For people so concerned with fake news and the problems it causes, the Trump team certainly does their part in advancing it and creating their own.
During a Tuesday press conference, White House press secretary Sean Spicer was asked to answer questions about Trump’s claims that he lost the popular vote only because so many “illegals,” which is Trump’s preferred term for undocumented immigrants, voted fraudulently in the 2016 presidential election. Trump repeated those claims on Monday night during a meeting with congressional leaders.
Spicer tried to dismiss the question the first time he was asked, simply stating that this is “something the president has believed for a long time” because of studies he’s read. When the reporter pressed, Spicer moved on to another question. That same reporter asked again what “studies” the president was using to make those claims.
‘I think there’s been studies. There’s one that came out of Pew in 2008 that showed 14 per cent of people who voted were not citizens.’
There’s on big problem with Spicer’s claim, which a political reporter from ABC News pointed out immediately on Twitter.
Spicer cites a Pew 2008 study statistic on voter fraud in briefing.
1. It was in 2012.
2. It wasn’t Pew.
3. Its author said Trump is wrong.
— Ryan Struyk (@ryanstruyk) January 24, 2017
In fact, Pew never wrote a study in 2008 or at any other time that said people were voting illegally. They did, however, write a study in 2012 about issues with voter registration, and concluded that:
‘Once duplicates among categories are eliminated, approximately 24 million registration records, or nearly 13 percent of the national total, are estimated to be inaccurate or no longer valid.’
That’s voter registrations that are invalid, not votes. The study actually disagreed with a perception that illegal voting was occurring, saying:
‘The inability of this paper-based process to keep up with voters as they move or die can lead to problems with the rolls, including the perception that they lack integrity or could be susceptible to fraud.’
The author of the study also directly disputed Trump’s claims about its conclusions.
We found millions of out of date registration records due to people moving or dying, but found no evidence that voter fraud resulted.
— David Becker (@beckerdavidj) November 28, 2016
The source Spicer was more likely trying to reference, which wasn’t from Pew Research at all, was a piece from The Washington Post from 2014, for which the following retraction was written:
‘Note: The post occasioned three rebuttals (here, here, and here) as well as a response from the authors.
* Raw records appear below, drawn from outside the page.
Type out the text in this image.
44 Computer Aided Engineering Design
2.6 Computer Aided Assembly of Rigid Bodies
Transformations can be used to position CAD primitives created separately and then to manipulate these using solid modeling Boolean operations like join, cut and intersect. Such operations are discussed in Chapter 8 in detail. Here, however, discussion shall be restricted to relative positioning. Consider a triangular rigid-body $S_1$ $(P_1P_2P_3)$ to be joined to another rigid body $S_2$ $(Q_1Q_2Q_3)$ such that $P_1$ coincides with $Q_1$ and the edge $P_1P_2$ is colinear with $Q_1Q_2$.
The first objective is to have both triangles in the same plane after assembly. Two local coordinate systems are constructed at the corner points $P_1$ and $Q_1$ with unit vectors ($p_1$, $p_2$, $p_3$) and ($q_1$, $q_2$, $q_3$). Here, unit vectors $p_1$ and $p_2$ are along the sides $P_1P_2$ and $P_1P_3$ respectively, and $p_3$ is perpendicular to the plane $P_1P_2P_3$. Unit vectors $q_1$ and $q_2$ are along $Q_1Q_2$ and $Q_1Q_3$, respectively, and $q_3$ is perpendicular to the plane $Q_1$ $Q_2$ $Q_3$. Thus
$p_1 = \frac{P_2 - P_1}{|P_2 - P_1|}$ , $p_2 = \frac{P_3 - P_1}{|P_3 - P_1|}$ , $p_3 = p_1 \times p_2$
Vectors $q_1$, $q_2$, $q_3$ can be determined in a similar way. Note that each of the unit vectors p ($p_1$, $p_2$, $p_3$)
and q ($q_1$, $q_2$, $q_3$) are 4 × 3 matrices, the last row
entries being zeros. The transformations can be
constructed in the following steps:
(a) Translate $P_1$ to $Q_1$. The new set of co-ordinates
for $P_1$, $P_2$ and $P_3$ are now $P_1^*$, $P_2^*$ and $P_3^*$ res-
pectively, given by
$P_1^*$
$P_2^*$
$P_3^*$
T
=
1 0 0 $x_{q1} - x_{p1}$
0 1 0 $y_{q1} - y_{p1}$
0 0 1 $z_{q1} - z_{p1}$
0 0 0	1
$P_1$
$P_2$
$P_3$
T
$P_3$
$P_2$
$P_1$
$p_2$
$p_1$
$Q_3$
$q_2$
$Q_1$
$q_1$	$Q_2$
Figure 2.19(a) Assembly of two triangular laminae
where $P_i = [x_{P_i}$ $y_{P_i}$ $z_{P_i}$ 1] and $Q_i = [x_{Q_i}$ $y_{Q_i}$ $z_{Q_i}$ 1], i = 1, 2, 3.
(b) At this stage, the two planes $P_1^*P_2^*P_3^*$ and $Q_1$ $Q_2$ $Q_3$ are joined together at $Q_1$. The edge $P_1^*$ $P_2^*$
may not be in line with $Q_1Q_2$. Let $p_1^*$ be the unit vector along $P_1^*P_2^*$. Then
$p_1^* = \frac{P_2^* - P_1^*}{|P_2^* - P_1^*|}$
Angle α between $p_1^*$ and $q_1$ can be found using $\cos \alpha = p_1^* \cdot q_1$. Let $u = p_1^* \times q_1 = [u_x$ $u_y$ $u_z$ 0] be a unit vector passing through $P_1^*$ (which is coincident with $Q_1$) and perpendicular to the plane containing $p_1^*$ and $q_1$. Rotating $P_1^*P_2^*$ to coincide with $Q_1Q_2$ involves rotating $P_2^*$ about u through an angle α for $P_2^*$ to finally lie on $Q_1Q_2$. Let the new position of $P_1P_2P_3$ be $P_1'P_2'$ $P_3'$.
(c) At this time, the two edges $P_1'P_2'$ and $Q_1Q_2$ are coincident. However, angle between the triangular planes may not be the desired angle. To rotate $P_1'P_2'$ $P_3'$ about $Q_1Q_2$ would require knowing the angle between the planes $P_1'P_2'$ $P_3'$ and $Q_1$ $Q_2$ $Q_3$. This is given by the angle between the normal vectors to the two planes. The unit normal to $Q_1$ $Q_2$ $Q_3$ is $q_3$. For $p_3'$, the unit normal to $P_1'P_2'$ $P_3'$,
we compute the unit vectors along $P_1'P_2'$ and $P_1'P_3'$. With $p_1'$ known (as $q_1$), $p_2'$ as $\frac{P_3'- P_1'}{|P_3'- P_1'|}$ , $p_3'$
Subsequently, another peer-reviewed article argued that the findings reported in this post (and affiliated article) were biased and that the authors’ data do not provide evidence of non-citizen voting in U.S. elections.’
Trump’s repeated claims that undocumented immigrants are voting in order to keep Democrats in the White House have been fact-checked and debunked by other reliable outlets, as well.
Who needs accurate information in an era of “alternative facts?”